The effect of temperature on soy lecithin-stabilized emulsions was studied using Fourier transform infrared spectroscopy (FTIR). Oil-in-water (o/w) 4% (wt/vol) soy lecithin emulsions were prepared in 6% (vol/vol) medium-chain triglycerides and 94% (vol/vol) water using a two-stage homogenizer set at a pressure of 3000 psig. Three types of emulsions were used in this study: emulsions containing Lecigran and Lecimulthin as emulsifiers and a control emulsion, with no emulsifier added. After preparation, the emulsions were cooled to 4°C, held at this temperature, and spectra were collected after 1 h. The emulsions and reference water were raised to room temperature (22°C) and held at that temperature for 1 h and the spectra collected.

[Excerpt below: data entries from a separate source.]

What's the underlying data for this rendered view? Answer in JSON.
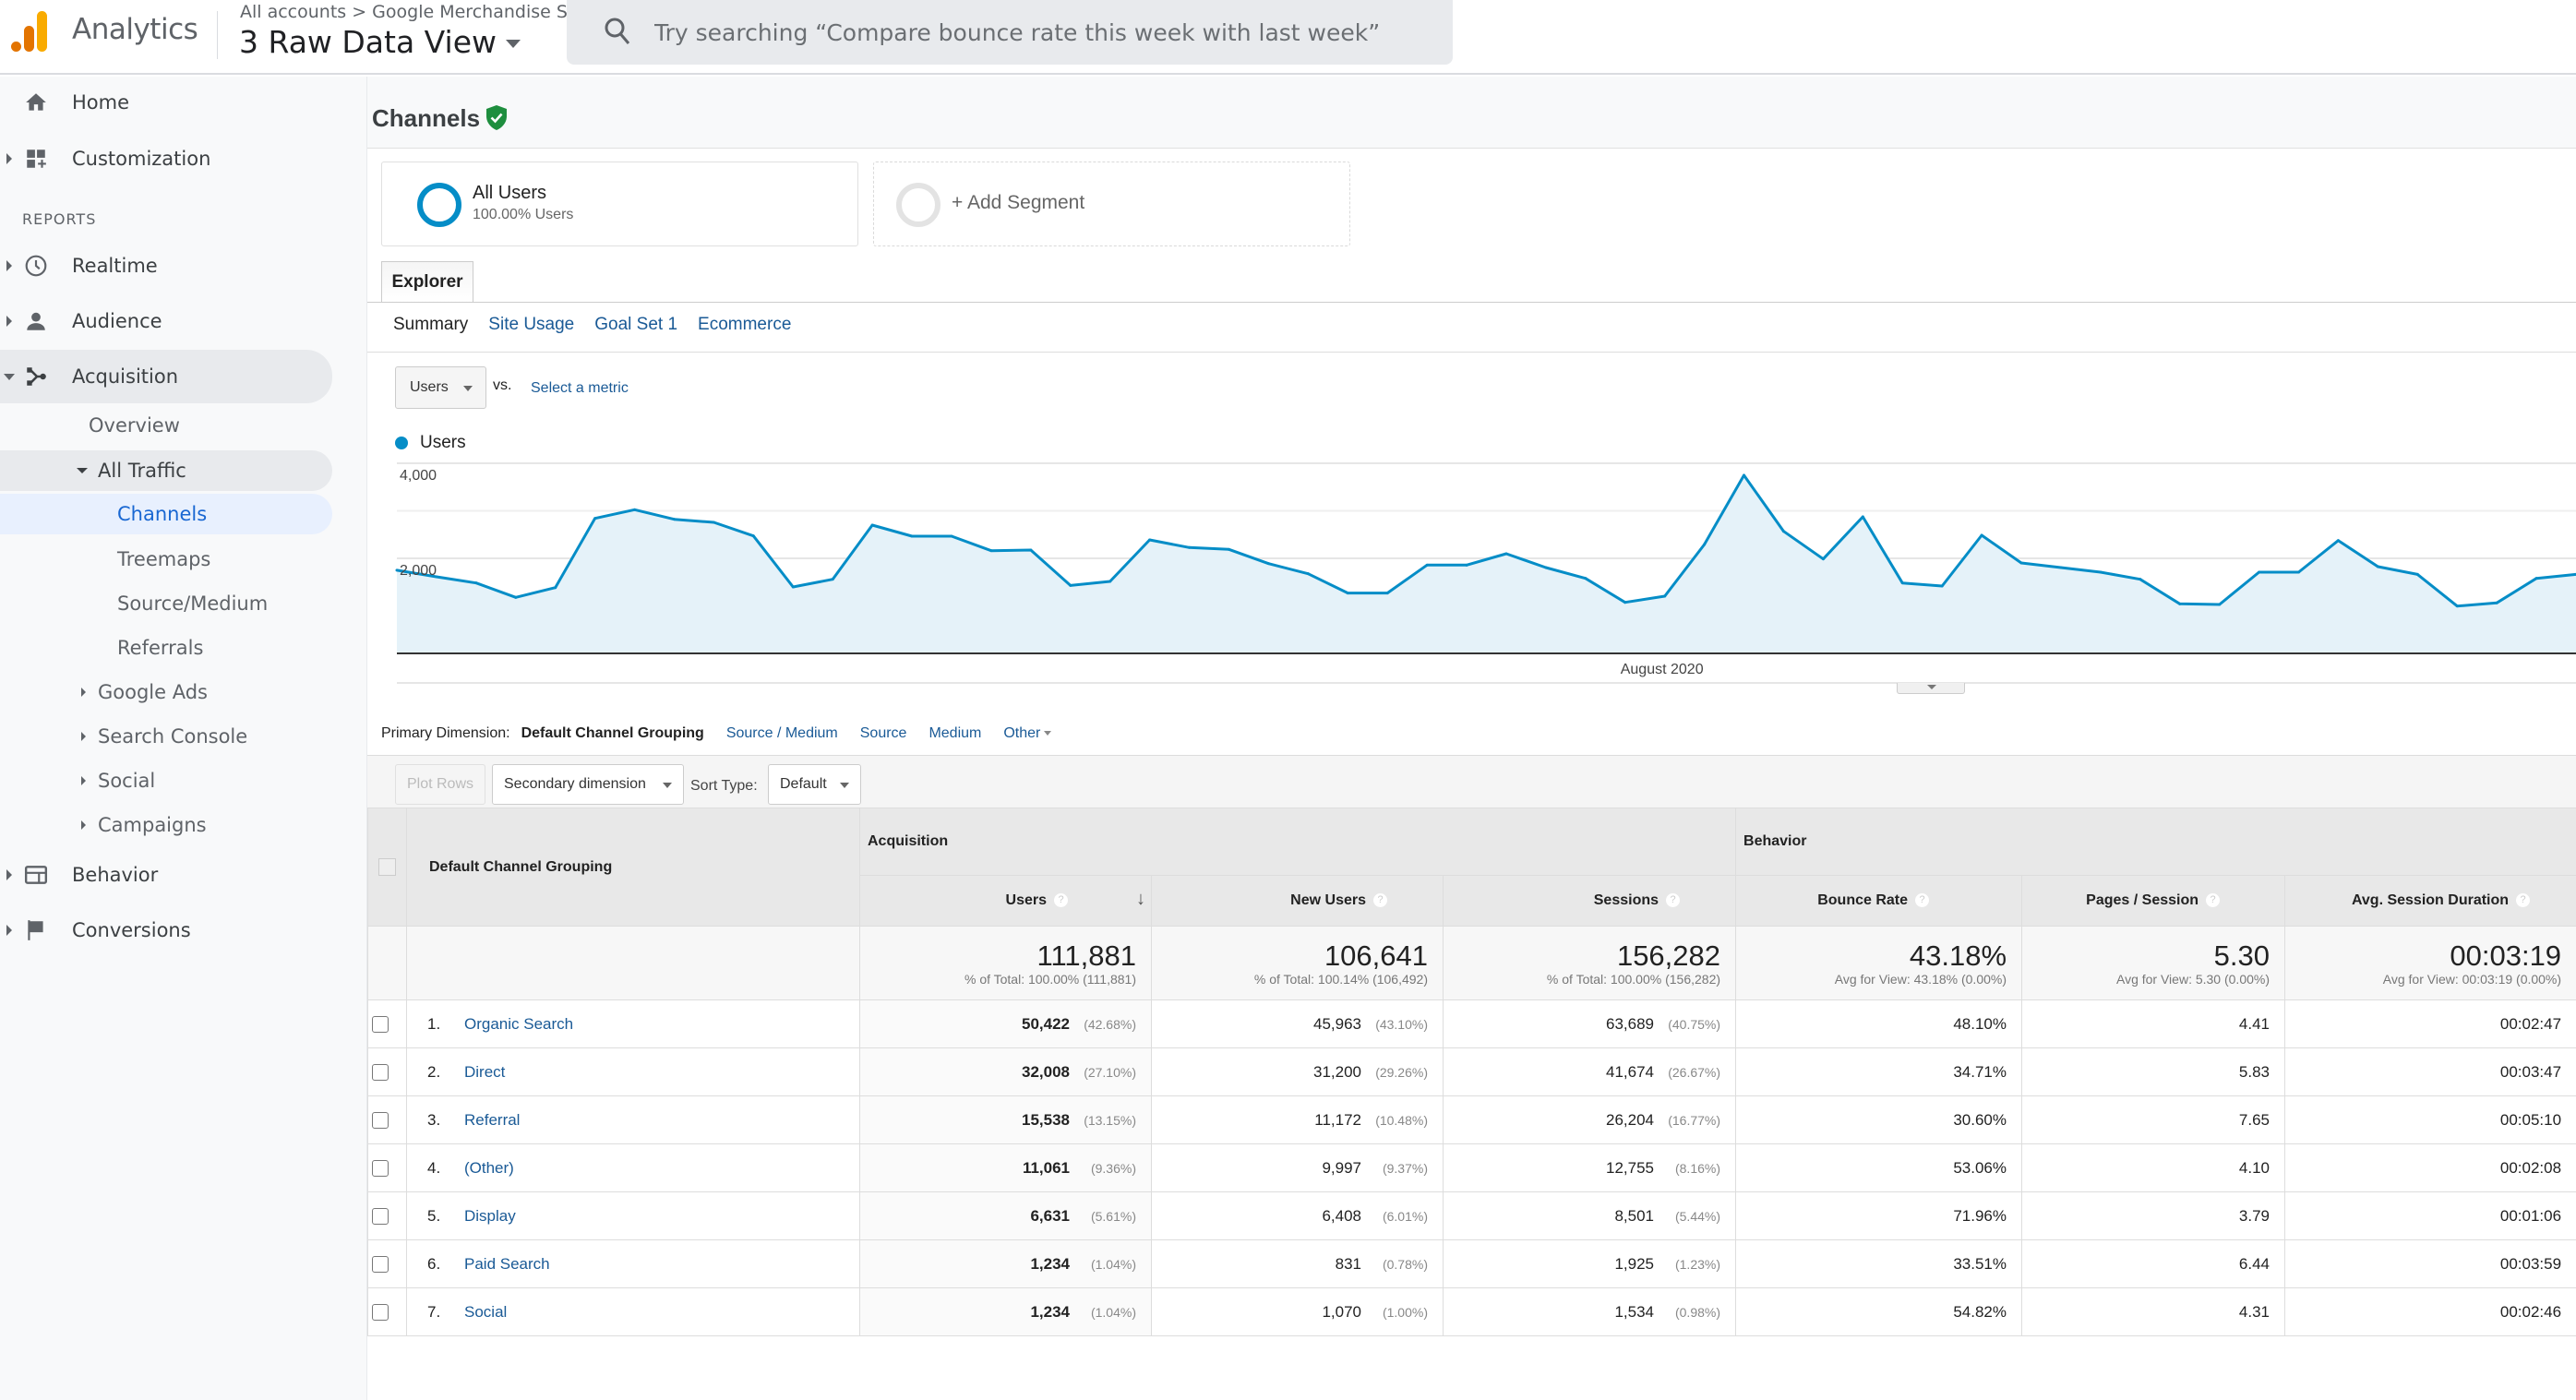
{
  "header": {
    "app_title": "Analytics",
    "breadcrumb": "All accounts > Google Merchandise St...",
    "view_name": "3 Raw Data View",
    "search_placeholder": "Try searching “Compare bounce rate this week with last week”"
  },
  "sidebar": {
    "top_items": [
      {
        "label": "Home",
        "icon": "home-icon"
      },
      {
        "label": "Customization",
        "icon": "dashboard-customize-icon"
      }
    ],
    "reports_label": "REPORTS",
    "report_items": [
      {
        "label": "Realtime",
        "icon": "clock-icon"
      },
      {
        "label": "Audience",
        "icon": "person-icon"
      },
      {
        "label": "Acquisition",
        "icon": "acquisition-icon"
      }
    ],
    "acquisition_children": {
      "overview": "Overview",
      "all_traffic": "All Traffic",
      "all_traffic_children": [
        "Channels",
        "Treemaps",
        "Source/Medium",
        "Referrals"
      ],
      "groups": [
        "Google Ads",
        "Search Console",
        "Social",
        "Campaigns"
      ]
    },
    "bottom_items": [
      {
        "label": "Behavior",
        "icon": "behavior-icon"
      },
      {
        "label": "Conversions",
        "icon": "flag-icon"
      }
    ],
    "selected": "Channels"
  },
  "page": {
    "title": "Channels",
    "segments": {
      "active_name": "All Users",
      "active_sub": "100.00% Users",
      "add_label": "+ Add Segment"
    },
    "explorer_tab": "Explorer",
    "subtabs": [
      "Summary",
      "Site Usage",
      "Goal Set 1",
      "Ecommerce"
    ],
    "active_subtab": "Summary",
    "metric": {
      "selected": "Users",
      "vs_label": "vs.",
      "compare_placeholder": "Select a metric"
    }
  },
  "chart_data": {
    "type": "area",
    "title": "",
    "legend": [
      "Users"
    ],
    "legend_position": "top-left",
    "series": [
      {
        "name": "Users",
        "color": "#058dc7",
        "values": [
          1750,
          1612,
          1482,
          1178,
          1384,
          2841,
          3023,
          2822,
          2757,
          2472,
          1398,
          1560,
          2699,
          2466,
          2466,
          2162,
          2175,
          1430,
          1515,
          2388,
          2227,
          2188,
          1890,
          1676,
          1269,
          1269,
          1858,
          1858,
          2097,
          1806,
          1579,
          1074,
          1204,
          2291,
          3748,
          2569,
          1987,
          2874,
          1482,
          1417,
          2485,
          1903,
          1806,
          1709,
          1560,
          1042,
          1029,
          1709,
          1709,
          2375,
          1825,
          1663,
          997,
          1062,
          1579,
          1663
        ]
      }
    ],
    "x_label_text": "August 2020",
    "x_label_index": 31,
    "y_ticks": [
      {
        "value": 4000,
        "label": "4,000"
      },
      {
        "value": 2000,
        "label": "2,000"
      }
    ],
    "y_gridlines": [
      1000,
      2000,
      3000,
      4000
    ],
    "ylim": [
      0,
      4000
    ],
    "xlabel": "",
    "ylabel": "",
    "grid": true
  },
  "table_controls": {
    "primary_dimension_label": "Primary Dimension:",
    "primary_dimension_current": "Default Channel Grouping",
    "primary_dimension_options": [
      "Source / Medium",
      "Source",
      "Medium",
      "Other"
    ],
    "plot_rows": "Plot Rows",
    "secondary_dimension": "Secondary dimension",
    "sort_type_label": "Sort Type:",
    "sort_type_value": "Default"
  },
  "table": {
    "dimension_header": "Default Channel Grouping",
    "group_headers": [
      "Acquisition",
      "Behavior"
    ],
    "columns": [
      "Users",
      "New Users",
      "Sessions",
      "Bounce Rate",
      "Pages / Session",
      "Avg. Session Duration"
    ],
    "sorted_column": "Users",
    "totals": [
      {
        "value": "111,881",
        "sub": "% of Total: 100.00% (111,881)"
      },
      {
        "value": "106,641",
        "sub": "% of Total: 100.14% (106,492)"
      },
      {
        "value": "156,282",
        "sub": "% of Total: 100.00% (156,282)"
      },
      {
        "value": "43.18%",
        "sub": "Avg for View: 43.18% (0.00%)"
      },
      {
        "value": "5.30",
        "sub": "Avg for View: 5.30 (0.00%)"
      },
      {
        "value": "00:03:19",
        "sub": "Avg for View: 00:03:19 (0.00%)"
      }
    ],
    "rows": [
      {
        "idx": "1.",
        "channel": "Organic Search",
        "users": "50,422",
        "users_pct": "(42.68%)",
        "new_users": "45,963",
        "new_users_pct": "(43.10%)",
        "sessions": "63,689",
        "sessions_pct": "(40.75%)",
        "bounce": "48.10%",
        "pages": "4.41",
        "duration": "00:02:47"
      },
      {
        "idx": "2.",
        "channel": "Direct",
        "users": "32,008",
        "users_pct": "(27.10%)",
        "new_users": "31,200",
        "new_users_pct": "(29.26%)",
        "sessions": "41,674",
        "sessions_pct": "(26.67%)",
        "bounce": "34.71%",
        "pages": "5.83",
        "duration": "00:03:47"
      },
      {
        "idx": "3.",
        "channel": "Referral",
        "users": "15,538",
        "users_pct": "(13.15%)",
        "new_users": "11,172",
        "new_users_pct": "(10.48%)",
        "sessions": "26,204",
        "sessions_pct": "(16.77%)",
        "bounce": "30.60%",
        "pages": "7.65",
        "duration": "00:05:10"
      },
      {
        "idx": "4.",
        "channel": "(Other)",
        "users": "11,061",
        "users_pct": "(9.36%)",
        "new_users": "9,997",
        "new_users_pct": "(9.37%)",
        "sessions": "12,755",
        "sessions_pct": "(8.16%)",
        "bounce": "53.06%",
        "pages": "4.10",
        "duration": "00:02:08"
      },
      {
        "idx": "5.",
        "channel": "Display",
        "users": "6,631",
        "users_pct": "(5.61%)",
        "new_users": "6,408",
        "new_users_pct": "(6.01%)",
        "sessions": "8,501",
        "sessions_pct": "(5.44%)",
        "bounce": "71.96%",
        "pages": "3.79",
        "duration": "00:01:06"
      },
      {
        "idx": "6.",
        "channel": "Paid Search",
        "users": "1,234",
        "users_pct": "(1.04%)",
        "new_users": "831",
        "new_users_pct": "(0.78%)",
        "sessions": "1,925",
        "sessions_pct": "(1.23%)",
        "bounce": "33.51%",
        "pages": "6.44",
        "duration": "00:03:59"
      },
      {
        "idx": "7.",
        "channel": "Social",
        "users": "1,234",
        "users_pct": "(1.04%)",
        "new_users": "1,070",
        "new_users_pct": "(1.00%)",
        "sessions": "1,534",
        "sessions_pct": "(0.98%)",
        "bounce": "54.82%",
        "pages": "4.31",
        "duration": "00:02:46"
      }
    ]
  },
  "colors": {
    "accent_blue": "#058dc7",
    "link_blue": "#1a5a96",
    "nav_selected": "#1967d2",
    "verified_green": "#1e8e3e",
    "logo_orange": "#e37400",
    "logo_yellow": "#f9ab00"
  }
}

The temperature was raised 15°C over the temperature range of 22 to 82°C, and spectral data were collected similarly. The four regions used for this determination in the subtracted spectra of the emulsion were those contributing to -OH vibration, -CH₂ stretching, H-O-H bending vibrations, and P=O, C-O-C, and P-O-C vibrations. The control emulsion was greatly affected at temperatures other than room temperature. This was due to the lack of lecithin as an emulsifier, resulting in a destabilization of the emulsion with temperature increases. The vibrational peaks for the emulsion containing Lecimulthin were found to be lower than those for the emulsion made with Lecigran due to greater water bonding. The control had the highest peaks at the -OH regions because of reduced interaction at the oil-water interface. Both of the emulsions with phospholipids remained stable throughout the temperature range. FTIR is a potentially powerful tool that could be used in the rapid determination of emulsion stability in food systems by measuring emulsifier-water interactions.